Adoram a comunidade no novo bairro, e desfrutam das tardes a fazer jardinagem juntos. A única desvantagem é quando o Natal surge, os dois não precisarem de viajar de comboio para a casa da irmã de Wenger, que mora a curta distância.

"Um milagre de Natal"

Wenger e McTwigan casaram-se em julho de 2018, na sua casa de Connecticut.

"Lançámo-nos juntos”, diz Wenger, explicando que aproveitaram uma altura em que a filha mais velha de Wenger, cuja família vive no estrangeiro, estava de volta aos EUA.

Foi uma ocasião descontraída e calorosa, dizem os dois. Amigos e família encheram os quartos da casa deles, a comer carne fumada. Um dos amigos de toda a vida de McTwigan oficiou a cerimónia.

"Acho que o que falámos depois foi que parecia um banho de amor para nós", diz Wenger. "As pessoas estavam tão felizes por nos termos encontrado. Foi um dia maravilhoso para nós."

Nos votos, os dois celebraram o “milagre de Natal” que os uniu, "um milagre de Natal para uma miúda judia", como diz Wenger.

"É uma loucura tão grande conhecer alguém de forma tão aleatória com quem somos tão felizes, sentimos paz, e temos tanto em comum", diz ela.

Toda a gente que conhecem adora a história, diz ela.

"Foi um encontro invulgar e fortuito", diz McTwigan.

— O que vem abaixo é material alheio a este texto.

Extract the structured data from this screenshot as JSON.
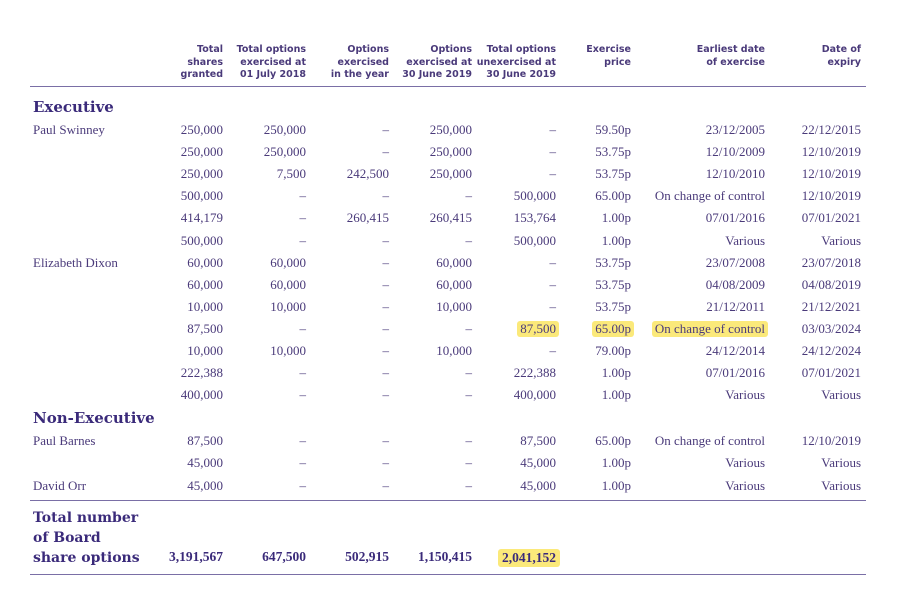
{
  "headers": [
    "Total\nshares\ngranted",
    "Total options\nexercised at\n01 July 2018",
    "Options\nexercised\nin the year",
    "Options\nexercised at\n30 June 2019",
    "Total options\nunexercised at\n30 June 2019",
    "Exercise\nprice",
    "Earliest date\nof exercise",
    "Date of\nexpiry"
  ],
  "sections": [
    {
      "title": "Executive",
      "people": [
        {
          "name": "Paul Swinney",
          "rows": [
            [
              "250,000",
              "250,000",
              "–",
              "250,000",
              "–",
              "59.50p",
              "23/12/2005",
              "22/12/2015"
            ],
            [
              "250,000",
              "250,000",
              "–",
              "250,000",
              "–",
              "53.75p",
              "12/10/2009",
              "12/10/2019"
            ],
            [
              "250,000",
              "7,500",
              "242,500",
              "250,000",
              "–",
              "53.75p",
              "12/10/2010",
              "12/10/2019"
            ],
            [
              "500,000",
              "–",
              "–",
              "–",
              "500,000",
              "65.00p",
              "On change of control",
              "12/10/2019"
            ],
            [
              "414,179",
              "–",
              "260,415",
              "260,415",
              "153,764",
              "1.00p",
              "07/01/2016",
              "07/01/2021"
            ],
            [
              "500,000",
              "–",
              "–",
              "–",
              "500,000",
              "1.00p",
              "Various",
              "Various"
            ]
          ]
        },
        {
          "name": "Elizabeth Dixon",
          "rows": [
            [
              "60,000",
              "60,000",
              "–",
              "60,000",
              "–",
              "53.75p",
              "23/07/2008",
              "23/07/2018"
            ],
            [
              "60,000",
              "60,000",
              "–",
              "60,000",
              "–",
              "53.75p",
              "04/08/2009",
              "04/08/2019"
            ],
            [
              "10,000",
              "10,000",
              "–",
              "10,000",
              "–",
              "53.75p",
              "21/12/2011",
              "21/12/2021"
            ],
            [
              "87,500",
              "–",
              "–",
              "–",
              "87,500",
              "65.00p",
              "On change of control",
              "03/03/2024"
            ],
            [
              "10,000",
              "10,000",
              "–",
              "10,000",
              "–",
              "79.00p",
              "24/12/2014",
              "24/12/2024"
            ],
            [
              "222,388",
              "–",
              "–",
              "–",
              "222,388",
              "1.00p",
              "07/01/2016",
              "07/01/2021"
            ],
            [
              "400,000",
              "–",
              "–",
              "–",
              "400,000",
              "1.00p",
              "Various",
              "Various"
            ]
          ]
        }
      ]
    },
    {
      "title": "Non-Executive",
      "people": [
        {
          "name": "Paul Barnes",
          "rows": [
            [
              "87,500",
              "–",
              "–",
              "–",
              "87,500",
              "65.00p",
              "On change of control",
              "12/10/2019"
            ],
            [
              "45,000",
              "–",
              "–",
              "–",
              "45,000",
              "1.00p",
              "Various",
              "Various"
            ]
          ]
        },
        {
          "name": "David Orr",
          "rows": [
            [
              "45,000",
              "–",
              "–",
              "–",
              "45,000",
              "1.00p",
              "Various",
              "Various"
            ]
          ]
        }
      ]
    }
  ],
  "total": {
    "label": "Total number\nof Board\nshare options",
    "values": [
      "3,191,567",
      "647,500",
      "502,915",
      "1,150,415",
      "2,041,152"
    ]
  },
  "highlight_color": "#fbe97a",
  "text_color": "#4a3a7a"
}
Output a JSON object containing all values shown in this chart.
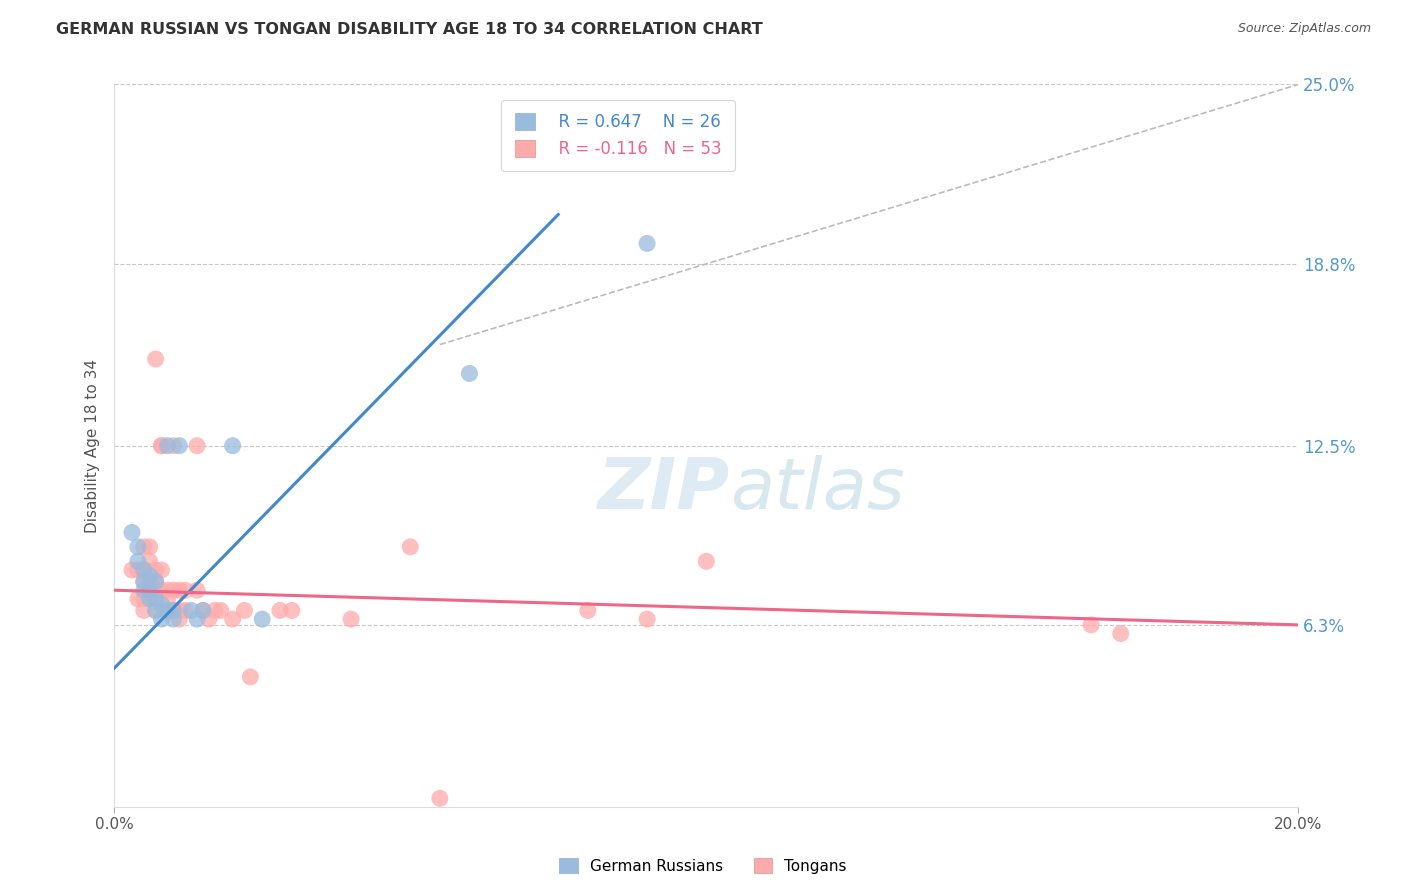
{
  "title": "GERMAN RUSSIAN VS TONGAN DISABILITY AGE 18 TO 34 CORRELATION CHART",
  "source": "Source: ZipAtlas.com",
  "ylabel": "Disability Age 18 to 34",
  "xlim": [
    0.0,
    0.2
  ],
  "ylim": [
    0.0,
    0.25
  ],
  "xtick_labels": [
    "0.0%",
    "20.0%"
  ],
  "ytick_labels": [
    "6.3%",
    "12.5%",
    "18.8%",
    "25.0%"
  ],
  "ytick_values": [
    0.063,
    0.125,
    0.188,
    0.25
  ],
  "xtick_values": [
    0.0,
    0.2
  ],
  "grid_color": "#c8c8c8",
  "background_color": "#ffffff",
  "watermark_zip": "ZIP",
  "watermark_atlas": "atlas",
  "legend_R_blue": "R = 0.647",
  "legend_N_blue": "N = 26",
  "legend_R_pink": "R = -0.116",
  "legend_N_pink": "N = 53",
  "blue_color": "#99bbdd",
  "pink_color": "#ffaaaa",
  "blue_line_color": "#4488cc",
  "pink_line_color": "#ee6688",
  "blue_text_color": "#4488cc",
  "pink_text_color": "#ee6688",
  "ytick_color": "#5599cc",
  "blue_scatter": [
    [
      0.003,
      0.095
    ],
    [
      0.004,
      0.085
    ],
    [
      0.004,
      0.09
    ],
    [
      0.005,
      0.082
    ],
    [
      0.005,
      0.078
    ],
    [
      0.005,
      0.075
    ],
    [
      0.006,
      0.08
    ],
    [
      0.006,
      0.075
    ],
    [
      0.006,
      0.072
    ],
    [
      0.007,
      0.078
    ],
    [
      0.007,
      0.072
    ],
    [
      0.007,
      0.068
    ],
    [
      0.008,
      0.07
    ],
    [
      0.008,
      0.065
    ],
    [
      0.009,
      0.125
    ],
    [
      0.009,
      0.068
    ],
    [
      0.01,
      0.068
    ],
    [
      0.01,
      0.065
    ],
    [
      0.011,
      0.125
    ],
    [
      0.013,
      0.068
    ],
    [
      0.014,
      0.065
    ],
    [
      0.015,
      0.068
    ],
    [
      0.02,
      0.125
    ],
    [
      0.025,
      0.065
    ],
    [
      0.06,
      0.15
    ],
    [
      0.09,
      0.195
    ]
  ],
  "pink_scatter": [
    [
      0.003,
      0.082
    ],
    [
      0.004,
      0.082
    ],
    [
      0.004,
      0.072
    ],
    [
      0.005,
      0.09
    ],
    [
      0.005,
      0.082
    ],
    [
      0.005,
      0.078
    ],
    [
      0.005,
      0.072
    ],
    [
      0.005,
      0.068
    ],
    [
      0.006,
      0.09
    ],
    [
      0.006,
      0.085
    ],
    [
      0.006,
      0.078
    ],
    [
      0.006,
      0.075
    ],
    [
      0.006,
      0.072
    ],
    [
      0.007,
      0.155
    ],
    [
      0.007,
      0.082
    ],
    [
      0.007,
      0.078
    ],
    [
      0.007,
      0.075
    ],
    [
      0.007,
      0.072
    ],
    [
      0.007,
      0.068
    ],
    [
      0.008,
      0.125
    ],
    [
      0.008,
      0.125
    ],
    [
      0.008,
      0.082
    ],
    [
      0.008,
      0.075
    ],
    [
      0.009,
      0.075
    ],
    [
      0.009,
      0.072
    ],
    [
      0.009,
      0.068
    ],
    [
      0.01,
      0.125
    ],
    [
      0.01,
      0.075
    ],
    [
      0.01,
      0.068
    ],
    [
      0.011,
      0.075
    ],
    [
      0.011,
      0.068
    ],
    [
      0.011,
      0.065
    ],
    [
      0.012,
      0.075
    ],
    [
      0.012,
      0.068
    ],
    [
      0.014,
      0.125
    ],
    [
      0.014,
      0.075
    ],
    [
      0.015,
      0.068
    ],
    [
      0.016,
      0.065
    ],
    [
      0.017,
      0.068
    ],
    [
      0.018,
      0.068
    ],
    [
      0.02,
      0.065
    ],
    [
      0.022,
      0.068
    ],
    [
      0.023,
      0.045
    ],
    [
      0.028,
      0.068
    ],
    [
      0.03,
      0.068
    ],
    [
      0.04,
      0.065
    ],
    [
      0.05,
      0.09
    ],
    [
      0.055,
      0.003
    ],
    [
      0.08,
      0.068
    ],
    [
      0.09,
      0.065
    ],
    [
      0.1,
      0.085
    ],
    [
      0.165,
      0.063
    ],
    [
      0.17,
      0.06
    ]
  ],
  "blue_line_x": [
    0.0,
    0.075
  ],
  "blue_line_y": [
    0.048,
    0.205
  ],
  "pink_line_x": [
    0.0,
    0.2
  ],
  "pink_line_y": [
    0.075,
    0.063
  ],
  "dash_line_x": [
    0.055,
    0.2
  ],
  "dash_line_y": [
    0.16,
    0.25
  ],
  "figsize": [
    14.06,
    8.92
  ],
  "dpi": 100
}
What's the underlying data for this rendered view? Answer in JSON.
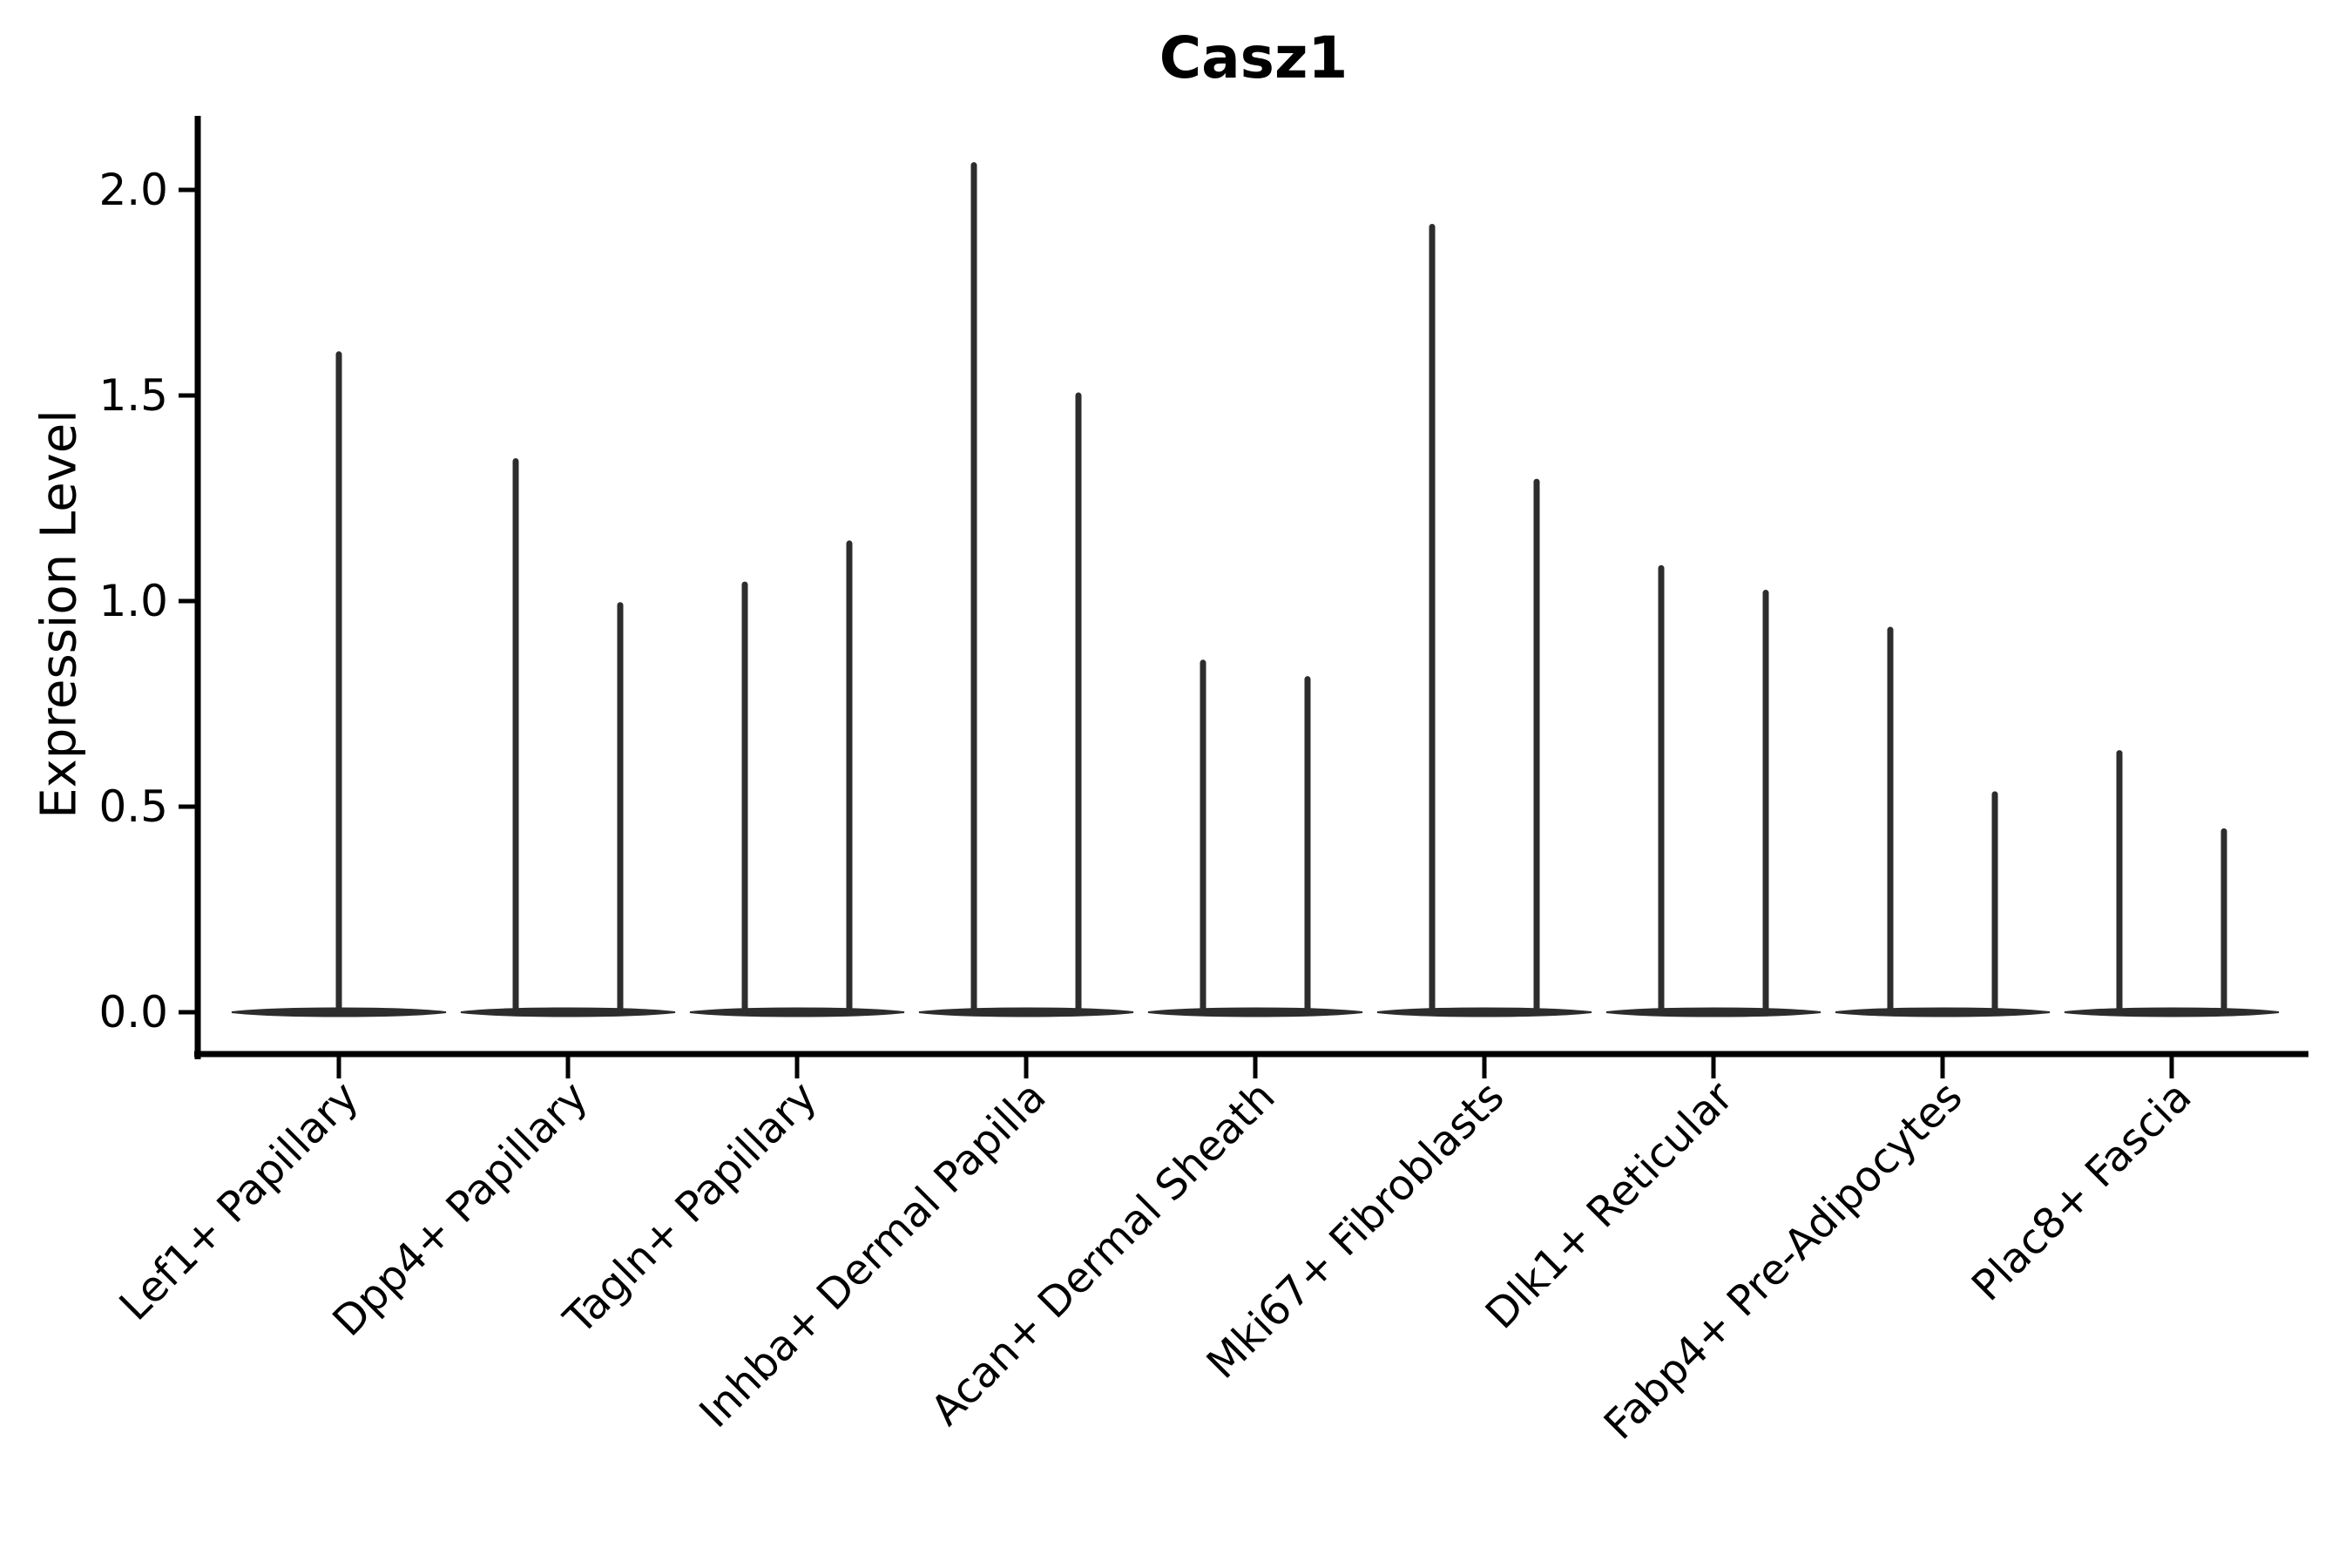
{
  "chart_data": {
    "type": "violin",
    "title": "Casz1",
    "xlabel": "",
    "ylabel": "Expression Level",
    "categories": [
      "Lef1+ Papillary",
      "Dpp4+ Papillary",
      "Tagln+ Papillary",
      "Inhba+ Dermal Papilla",
      "Acan+ Dermal Sheath",
      "Mki67+ Fibroblasts",
      "Dlk1+ Reticular",
      "Fabp4+ Pre-Adipocytes",
      "Plac8+ Fascia"
    ],
    "violin_maxima": [
      [
        1.6
      ],
      [
        1.34,
        0.99
      ],
      [
        1.04,
        1.14
      ],
      [
        2.06,
        1.5
      ],
      [
        0.85,
        0.81
      ],
      [
        1.91,
        1.29
      ],
      [
        1.08,
        1.02
      ],
      [
        0.93,
        0.53
      ],
      [
        0.63,
        0.44
      ]
    ],
    "ytick_labels": [
      "0.0",
      "0.5",
      "1.0",
      "1.5",
      "2.0"
    ],
    "ytick_values": [
      0.0,
      0.5,
      1.0,
      1.5,
      2.0
    ],
    "ylim": [
      0,
      2.18
    ],
    "grid": "off",
    "legend": "none",
    "violin_color": "#2d2d2d",
    "axis_color": "#000000"
  }
}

"Mas, quer dizer, não nos conhecemos em Paris" acrescenta Wenger a rir. "Conhecemo-nos no comboio Metro-North, um comboio suburbano. Mas funcionou."

Os dois esperam que a sua história inspire as pessoas a estarem abertas a novas experiências, a aproveitarem os momentos que se apresentem, por mais inesperados que sejam.

"Estar sempre pronto para aproveitar uma oportunidade porque nunca se sabe aonde nos levará, algumas resultam, outras não, e está tudo bem", diz McTwigan. "Mas não devemos passar pela vida com demasiado centrados, devemos olhar em redor e absorver tudo à nossa volta, e desfrutar, é a minha conclusão."

"Sim, ter coração aberto", diz Wenger. "E também penso que as pessoas que estão sós e não querem estar sós podem sentir que nada vai mudar. E eu passei muito tempo a sentir-me sozinha."

Sempre tive uma atitude de que algo podia mudar, de que algo de bom podia acontecer e eu não ficaria sozinha. E talvez seja isso que fez com que eu fosse o tipo de pessoa que se dirige a um estranho e faz uma pergunta para que aconteça [...] Mantive o coração aberto."